My uncle is one of those people who worked at Xerox Parc during that same era. (I'm sure he would know this person you're speaking of.)

He too is _very_ humble and reserved about the whole thing.

Then his name most likely was not Alan Kay ;-)
I've recently saw a documentary on General Magic. I've been working in tech for 15 years and had never heard about that company. I think we all have a lot to learn, and should pay more respects to the giants that took us here.
Once upon a time I was wandering through PARC and I wandered into a closet where a giant Ceder machine (Dorado) was running. It has an un flipping believable 512x512 COLOR display! It was an entire eight foot tall rack and its fans for the ECL logic roared like a hurricane. This deluxe personal computer from Xerox ran as fast as a Decsystem 20 massive time sharing machine that normally hosted 20-40 users.

Unfortunately everybody at PARC believed Butler lampson when he said you could write a personal computer program and if it crashed once per day that's okay you just pressed a button and rebooted it! Everybody took that to heart and wrote buggy unstable software and all the D-machines (wildflower architecture) including Dorado Dolphin Dandelion and Dandetiger crashed once per hour! it seems Butler lampson didn't consider joint probability distributions...

Xerox made okay programming environments but Pilot and Smalltalk and Interlisp were horrible operating systems compared to UNIX v7.

Cedar was a programming language and a development environment (not an operating system) and also run on Solaris as demonstrated in the demo, and I didn't see it crash during the two hour demo.
Not exactly. The three main environments (Smalltalk, Interlisp-D and Cedar) took over the machine completely. Each had its own network stack, window system, et al. Those environments didn't have memory protection so from an OS perspective they were more like classic MacOS rather than current MacOS.

They weren't general purpose OSes: there was a single "environment" running bare on the machine. That's why porting Cedar, Symbolics images etc is possible: you stick the whole thing in a single address space in user space.
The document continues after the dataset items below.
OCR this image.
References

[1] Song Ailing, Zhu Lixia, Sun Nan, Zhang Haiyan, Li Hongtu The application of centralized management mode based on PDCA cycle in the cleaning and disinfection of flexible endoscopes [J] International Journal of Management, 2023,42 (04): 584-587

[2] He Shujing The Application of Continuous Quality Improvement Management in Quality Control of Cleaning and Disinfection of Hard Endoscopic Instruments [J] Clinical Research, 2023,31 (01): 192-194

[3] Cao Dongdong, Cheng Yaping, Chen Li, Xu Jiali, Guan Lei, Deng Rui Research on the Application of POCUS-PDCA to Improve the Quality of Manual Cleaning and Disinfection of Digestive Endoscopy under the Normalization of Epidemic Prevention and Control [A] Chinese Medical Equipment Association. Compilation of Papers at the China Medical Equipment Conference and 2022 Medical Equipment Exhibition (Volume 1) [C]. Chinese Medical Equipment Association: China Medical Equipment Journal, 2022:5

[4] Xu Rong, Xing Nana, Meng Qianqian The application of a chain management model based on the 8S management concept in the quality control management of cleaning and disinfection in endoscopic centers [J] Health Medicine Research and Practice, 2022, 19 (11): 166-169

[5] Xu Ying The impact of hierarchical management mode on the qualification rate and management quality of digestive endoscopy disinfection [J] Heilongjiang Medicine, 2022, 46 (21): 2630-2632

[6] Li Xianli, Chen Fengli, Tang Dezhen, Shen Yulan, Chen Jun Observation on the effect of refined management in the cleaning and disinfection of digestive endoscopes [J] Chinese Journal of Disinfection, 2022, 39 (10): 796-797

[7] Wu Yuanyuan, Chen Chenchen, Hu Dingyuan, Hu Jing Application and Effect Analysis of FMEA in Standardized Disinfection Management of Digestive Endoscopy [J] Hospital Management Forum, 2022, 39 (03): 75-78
Pilot would crash with probability 0.9^p, where p is the number of things you did at once, p=4 was a limit I never surpassed. With UNIX p=30 was commonplace.
It is easy not to crash, when everything that one is able to do are text based applications.
I used to do a lot of development on a Dorado (usually at night -- I was low enough on the totem pole that I wouldn't grab one during the day, and used a Dolphin instead). They didn't crash all the time, at least in the InterLisp world I was using.
I like these presentations of the CHM very much. Cedar is an impressive environment and it's very interesting to see where the Oberon System which I have recently become involved with (see https://github.com/rochus-keller/OberonSystem) got its inspirations from.
I joined Xerox in the mid-90s, past the era when they were creating their own processors and programming languages but they still couldn't resist building one last operating system for a new digital printer/copier. The product was late and while it was full of cool technology it was outsold by a Fuji Xerox product built on an older digital printer. Cool doesn't always translate into something customers will pay for.